According to their professional guidelines, psychiatrists and psychotherapists are used to base their interventions on evidence, e.g. randomized controlled studies showing the efficacy and effectiveness of a specific intervention and the absence of harm caused by this intervention. Outside of the mental health field, many programs and interventions are offered by claiming to maintain or improve the mental health of children; however, no empirical evidence is presented. Parents seek the advice of therapists about the usefulness of such programs to support their child, and even more parents may expect that such interventions may be equivalent to professional child psychotherapy or child psychiatry, if their child has behavioural or emotional symptoms. On the other hand, therapists may tend to counsel patients to utilize additional programs and activities, thus suggesting a positive effect on mental health, social competence, etc. Usually the impact of these interventions on behavior and psychosocial development is not investigated.

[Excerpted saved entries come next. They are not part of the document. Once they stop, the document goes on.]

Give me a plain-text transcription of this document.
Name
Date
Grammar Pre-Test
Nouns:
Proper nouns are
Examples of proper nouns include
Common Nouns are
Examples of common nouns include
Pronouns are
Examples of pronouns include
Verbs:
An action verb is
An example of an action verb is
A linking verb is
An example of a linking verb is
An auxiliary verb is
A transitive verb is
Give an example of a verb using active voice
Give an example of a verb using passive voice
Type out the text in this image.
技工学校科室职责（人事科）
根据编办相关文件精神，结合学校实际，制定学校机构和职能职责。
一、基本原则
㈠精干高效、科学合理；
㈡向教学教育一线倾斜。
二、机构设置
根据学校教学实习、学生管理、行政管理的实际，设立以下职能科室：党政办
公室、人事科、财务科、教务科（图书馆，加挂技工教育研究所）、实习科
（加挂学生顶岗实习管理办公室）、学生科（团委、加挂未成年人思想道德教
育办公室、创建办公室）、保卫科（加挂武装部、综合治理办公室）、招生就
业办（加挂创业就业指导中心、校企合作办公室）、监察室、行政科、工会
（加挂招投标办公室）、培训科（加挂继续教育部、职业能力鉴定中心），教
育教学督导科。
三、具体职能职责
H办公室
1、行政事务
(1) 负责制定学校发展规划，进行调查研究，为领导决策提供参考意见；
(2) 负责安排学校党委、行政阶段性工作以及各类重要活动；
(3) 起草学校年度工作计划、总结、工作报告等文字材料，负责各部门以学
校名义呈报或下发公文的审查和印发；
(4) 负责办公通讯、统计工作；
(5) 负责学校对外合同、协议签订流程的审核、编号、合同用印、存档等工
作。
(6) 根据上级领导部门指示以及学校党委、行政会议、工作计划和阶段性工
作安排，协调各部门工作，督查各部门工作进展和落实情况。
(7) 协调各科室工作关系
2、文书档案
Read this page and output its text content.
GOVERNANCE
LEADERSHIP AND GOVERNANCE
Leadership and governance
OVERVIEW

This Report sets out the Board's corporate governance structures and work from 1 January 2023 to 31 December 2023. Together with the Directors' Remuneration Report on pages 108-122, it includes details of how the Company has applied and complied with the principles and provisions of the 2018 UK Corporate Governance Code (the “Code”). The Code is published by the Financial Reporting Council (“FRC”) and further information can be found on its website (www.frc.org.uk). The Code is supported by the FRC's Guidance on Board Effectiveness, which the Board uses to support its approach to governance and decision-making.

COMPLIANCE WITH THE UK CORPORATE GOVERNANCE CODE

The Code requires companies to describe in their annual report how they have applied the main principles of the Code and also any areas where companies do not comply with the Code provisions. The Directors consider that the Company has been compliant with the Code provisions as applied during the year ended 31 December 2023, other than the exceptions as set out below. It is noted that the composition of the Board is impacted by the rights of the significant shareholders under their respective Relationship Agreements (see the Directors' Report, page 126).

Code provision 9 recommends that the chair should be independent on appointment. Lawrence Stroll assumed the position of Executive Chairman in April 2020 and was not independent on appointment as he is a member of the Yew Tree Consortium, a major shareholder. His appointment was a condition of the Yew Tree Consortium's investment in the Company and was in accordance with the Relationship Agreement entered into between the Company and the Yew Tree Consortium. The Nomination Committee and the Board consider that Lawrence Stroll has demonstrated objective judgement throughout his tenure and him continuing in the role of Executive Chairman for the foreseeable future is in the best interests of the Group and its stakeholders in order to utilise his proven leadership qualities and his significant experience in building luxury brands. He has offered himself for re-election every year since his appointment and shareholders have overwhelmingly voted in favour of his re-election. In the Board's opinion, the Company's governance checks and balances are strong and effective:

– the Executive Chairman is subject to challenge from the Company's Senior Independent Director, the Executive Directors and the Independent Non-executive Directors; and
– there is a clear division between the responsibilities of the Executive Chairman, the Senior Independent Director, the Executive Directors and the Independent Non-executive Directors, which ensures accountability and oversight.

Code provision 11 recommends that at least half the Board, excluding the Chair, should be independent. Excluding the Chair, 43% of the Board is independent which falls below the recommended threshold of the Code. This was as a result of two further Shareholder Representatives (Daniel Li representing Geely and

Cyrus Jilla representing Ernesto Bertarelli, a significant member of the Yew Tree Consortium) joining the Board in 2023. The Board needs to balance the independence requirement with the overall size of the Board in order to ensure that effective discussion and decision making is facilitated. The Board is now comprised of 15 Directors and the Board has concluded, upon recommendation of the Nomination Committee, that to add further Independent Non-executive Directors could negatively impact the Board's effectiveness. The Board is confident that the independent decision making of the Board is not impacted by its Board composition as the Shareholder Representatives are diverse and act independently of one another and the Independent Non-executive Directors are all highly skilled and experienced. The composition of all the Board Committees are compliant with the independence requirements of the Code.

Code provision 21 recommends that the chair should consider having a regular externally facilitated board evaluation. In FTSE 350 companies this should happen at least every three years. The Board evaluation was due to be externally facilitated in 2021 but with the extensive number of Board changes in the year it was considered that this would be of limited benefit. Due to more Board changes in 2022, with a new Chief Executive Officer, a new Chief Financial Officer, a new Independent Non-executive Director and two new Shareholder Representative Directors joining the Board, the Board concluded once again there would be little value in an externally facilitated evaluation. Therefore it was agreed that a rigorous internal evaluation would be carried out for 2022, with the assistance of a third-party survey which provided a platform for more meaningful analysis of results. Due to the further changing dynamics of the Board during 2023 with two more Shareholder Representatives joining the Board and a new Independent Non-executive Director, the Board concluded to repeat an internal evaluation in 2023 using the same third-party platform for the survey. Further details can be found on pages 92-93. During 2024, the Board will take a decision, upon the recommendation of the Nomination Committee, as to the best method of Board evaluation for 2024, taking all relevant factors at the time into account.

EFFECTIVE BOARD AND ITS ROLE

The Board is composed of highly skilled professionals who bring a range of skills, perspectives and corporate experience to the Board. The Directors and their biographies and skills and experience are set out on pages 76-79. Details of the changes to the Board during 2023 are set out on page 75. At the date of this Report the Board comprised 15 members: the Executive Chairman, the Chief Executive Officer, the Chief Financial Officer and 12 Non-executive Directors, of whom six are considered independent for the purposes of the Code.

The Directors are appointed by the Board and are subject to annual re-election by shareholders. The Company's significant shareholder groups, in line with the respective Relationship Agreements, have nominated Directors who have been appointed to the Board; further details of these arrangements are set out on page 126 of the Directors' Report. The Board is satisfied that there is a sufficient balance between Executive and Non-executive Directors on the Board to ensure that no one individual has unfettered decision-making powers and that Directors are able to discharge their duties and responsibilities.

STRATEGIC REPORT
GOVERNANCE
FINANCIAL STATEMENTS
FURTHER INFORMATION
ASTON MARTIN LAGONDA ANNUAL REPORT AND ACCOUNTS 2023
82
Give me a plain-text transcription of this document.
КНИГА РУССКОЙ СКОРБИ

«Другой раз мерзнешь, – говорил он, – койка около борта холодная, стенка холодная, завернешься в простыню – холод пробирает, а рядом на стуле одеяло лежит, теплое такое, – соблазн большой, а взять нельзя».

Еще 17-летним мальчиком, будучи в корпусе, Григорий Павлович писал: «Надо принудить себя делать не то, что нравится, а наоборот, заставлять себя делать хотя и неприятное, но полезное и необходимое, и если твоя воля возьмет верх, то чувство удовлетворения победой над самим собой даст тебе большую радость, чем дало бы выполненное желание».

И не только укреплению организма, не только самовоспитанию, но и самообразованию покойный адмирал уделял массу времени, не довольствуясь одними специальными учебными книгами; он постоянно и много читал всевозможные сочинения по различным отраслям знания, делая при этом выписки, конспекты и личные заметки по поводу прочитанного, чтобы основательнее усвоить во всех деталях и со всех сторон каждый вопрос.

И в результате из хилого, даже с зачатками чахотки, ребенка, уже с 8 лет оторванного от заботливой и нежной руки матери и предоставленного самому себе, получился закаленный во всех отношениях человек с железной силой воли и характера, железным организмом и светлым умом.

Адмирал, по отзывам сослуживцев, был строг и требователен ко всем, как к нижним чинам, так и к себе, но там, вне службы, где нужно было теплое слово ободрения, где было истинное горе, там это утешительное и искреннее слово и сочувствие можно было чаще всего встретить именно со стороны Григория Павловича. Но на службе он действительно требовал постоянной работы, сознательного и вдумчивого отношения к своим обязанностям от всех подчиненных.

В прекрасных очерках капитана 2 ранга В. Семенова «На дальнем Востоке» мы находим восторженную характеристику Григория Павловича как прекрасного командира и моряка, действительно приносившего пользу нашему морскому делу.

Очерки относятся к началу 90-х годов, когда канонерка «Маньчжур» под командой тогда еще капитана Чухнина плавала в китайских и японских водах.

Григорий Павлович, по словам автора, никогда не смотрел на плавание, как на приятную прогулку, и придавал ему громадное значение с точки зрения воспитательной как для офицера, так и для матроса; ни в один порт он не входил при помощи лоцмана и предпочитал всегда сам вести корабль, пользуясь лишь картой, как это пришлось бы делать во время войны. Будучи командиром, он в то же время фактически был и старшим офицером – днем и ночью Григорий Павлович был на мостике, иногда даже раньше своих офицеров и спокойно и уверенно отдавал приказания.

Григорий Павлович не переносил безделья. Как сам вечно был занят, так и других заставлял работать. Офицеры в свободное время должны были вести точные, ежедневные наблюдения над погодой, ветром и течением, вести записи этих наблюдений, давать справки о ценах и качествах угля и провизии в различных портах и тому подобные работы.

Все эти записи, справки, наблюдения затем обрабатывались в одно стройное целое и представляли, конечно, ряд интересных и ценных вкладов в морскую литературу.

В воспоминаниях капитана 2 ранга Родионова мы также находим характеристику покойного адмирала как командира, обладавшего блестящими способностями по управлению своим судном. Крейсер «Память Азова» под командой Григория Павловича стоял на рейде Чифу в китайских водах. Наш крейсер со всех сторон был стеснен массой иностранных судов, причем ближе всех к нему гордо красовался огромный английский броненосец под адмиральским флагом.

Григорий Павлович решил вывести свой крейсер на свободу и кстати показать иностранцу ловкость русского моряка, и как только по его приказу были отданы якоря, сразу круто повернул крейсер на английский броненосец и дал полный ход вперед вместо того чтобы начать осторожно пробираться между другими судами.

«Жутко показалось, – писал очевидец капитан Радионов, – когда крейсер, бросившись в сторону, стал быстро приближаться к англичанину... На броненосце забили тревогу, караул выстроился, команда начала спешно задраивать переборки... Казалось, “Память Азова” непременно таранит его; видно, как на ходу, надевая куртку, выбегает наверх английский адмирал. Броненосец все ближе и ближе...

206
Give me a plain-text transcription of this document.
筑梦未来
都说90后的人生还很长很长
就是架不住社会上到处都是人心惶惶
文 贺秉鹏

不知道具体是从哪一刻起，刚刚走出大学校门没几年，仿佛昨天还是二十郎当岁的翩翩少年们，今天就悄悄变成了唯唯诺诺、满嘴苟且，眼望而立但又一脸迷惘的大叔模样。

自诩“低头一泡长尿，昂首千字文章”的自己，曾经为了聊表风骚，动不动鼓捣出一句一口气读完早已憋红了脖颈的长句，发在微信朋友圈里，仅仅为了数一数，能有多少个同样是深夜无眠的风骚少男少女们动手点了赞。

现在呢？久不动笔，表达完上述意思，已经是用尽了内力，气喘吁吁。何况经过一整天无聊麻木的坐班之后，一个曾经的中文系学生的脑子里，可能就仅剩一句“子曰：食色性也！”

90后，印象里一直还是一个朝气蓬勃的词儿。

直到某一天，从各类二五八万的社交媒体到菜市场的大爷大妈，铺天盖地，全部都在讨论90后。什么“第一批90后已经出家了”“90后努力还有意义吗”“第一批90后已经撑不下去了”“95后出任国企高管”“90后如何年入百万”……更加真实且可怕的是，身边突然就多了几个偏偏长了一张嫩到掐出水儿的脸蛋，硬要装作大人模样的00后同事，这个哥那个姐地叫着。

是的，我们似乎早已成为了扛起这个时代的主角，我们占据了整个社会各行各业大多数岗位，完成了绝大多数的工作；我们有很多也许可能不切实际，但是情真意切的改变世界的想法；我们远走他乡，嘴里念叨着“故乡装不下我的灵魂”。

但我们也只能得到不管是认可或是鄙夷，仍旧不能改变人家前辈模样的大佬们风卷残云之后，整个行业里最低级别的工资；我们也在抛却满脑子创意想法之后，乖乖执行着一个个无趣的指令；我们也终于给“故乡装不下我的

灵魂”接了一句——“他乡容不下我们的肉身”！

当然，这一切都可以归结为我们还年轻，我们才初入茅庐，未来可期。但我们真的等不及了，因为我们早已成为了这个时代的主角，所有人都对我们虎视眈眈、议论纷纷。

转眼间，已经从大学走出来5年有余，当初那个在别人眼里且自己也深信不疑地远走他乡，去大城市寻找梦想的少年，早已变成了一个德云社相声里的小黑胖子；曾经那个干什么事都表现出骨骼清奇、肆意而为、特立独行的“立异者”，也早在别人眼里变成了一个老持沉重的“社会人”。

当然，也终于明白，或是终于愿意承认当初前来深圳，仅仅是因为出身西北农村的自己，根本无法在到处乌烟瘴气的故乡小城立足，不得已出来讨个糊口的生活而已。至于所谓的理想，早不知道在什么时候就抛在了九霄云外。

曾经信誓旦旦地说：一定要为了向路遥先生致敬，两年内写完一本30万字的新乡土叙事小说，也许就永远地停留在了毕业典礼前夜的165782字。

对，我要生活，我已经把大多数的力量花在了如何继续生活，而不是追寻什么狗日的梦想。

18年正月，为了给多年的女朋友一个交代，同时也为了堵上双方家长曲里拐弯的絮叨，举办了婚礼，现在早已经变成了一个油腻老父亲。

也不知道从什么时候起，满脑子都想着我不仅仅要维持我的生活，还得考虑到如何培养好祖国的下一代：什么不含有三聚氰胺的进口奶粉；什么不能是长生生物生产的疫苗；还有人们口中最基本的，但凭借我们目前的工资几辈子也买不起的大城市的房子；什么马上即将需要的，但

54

Martial arts are an example of an activity claimed to improve child mental health, but whose possible therapeutic benefits remain obscure. The study of Strayhorn and Strayhorn  published today in Child and Adolescent Psychiatry and Mental Health offers an innovative empirical approach to measuring the impact of participation in martial arts on child mental health. One would expect benefits of such an intervention for a variety of children, regardless of specific diagnoses, therefore the authors' decision to conduct a secondary analysis of a large population-based longitudinal cohort study guarantees results of high external validity. Based on the Early Childhood Longitudinal study, the authors were able to analyse teacher reports of several thousand children's classroom behavior at two time points - 3rd grades and 5th grades - in relation to previous participation in martial arts. The proportion of about 6 to 7 per cent of U.S. children participating in martial arts training is striking. Although martial arts as defined in this study is a heterogeneous type of intervention and the dosage of this activity is not controlled for, the external validity of the study is high due to the large and quite representative sample. The study design is innovative for a program evaluation, as it used epidemiological data for a program evaluation. The results indicate that effects of martial arts as provided in the U.S. on the children's classroom-behavior are absent, at least from the teachers' perspective. It can be concluded from this study, that the proposed broadband impact of martial arts training cannot be demonstrated.
This study provides preliminary results on the effectiveness of martial arts for the general mental health of children. More studies are necessary to determine the effectiveness for children with special needs. E.g., differential effects might be found for healthy children, children with internalizing disorders, and children with externalizing disorders. These questions can be optimally addressed in prospective, randomized controlled studies of treatment as usual alone vs. combined treatment as usual and participation in martial arts vs. no treatment.
Further studies of complementary or supportive programs and interventions are needed to inform clinicians and families on the usefulness of specific activities or programs to enhance the psychosocial development of children. Research of this kind builds bridges to the daily challenges that are faced in routine clinical work with children, adolescents and their families. Therefore, the editors of CAPMH would like to encourage researchers from all disciplines to submit papers relevant to this still under-investigated area.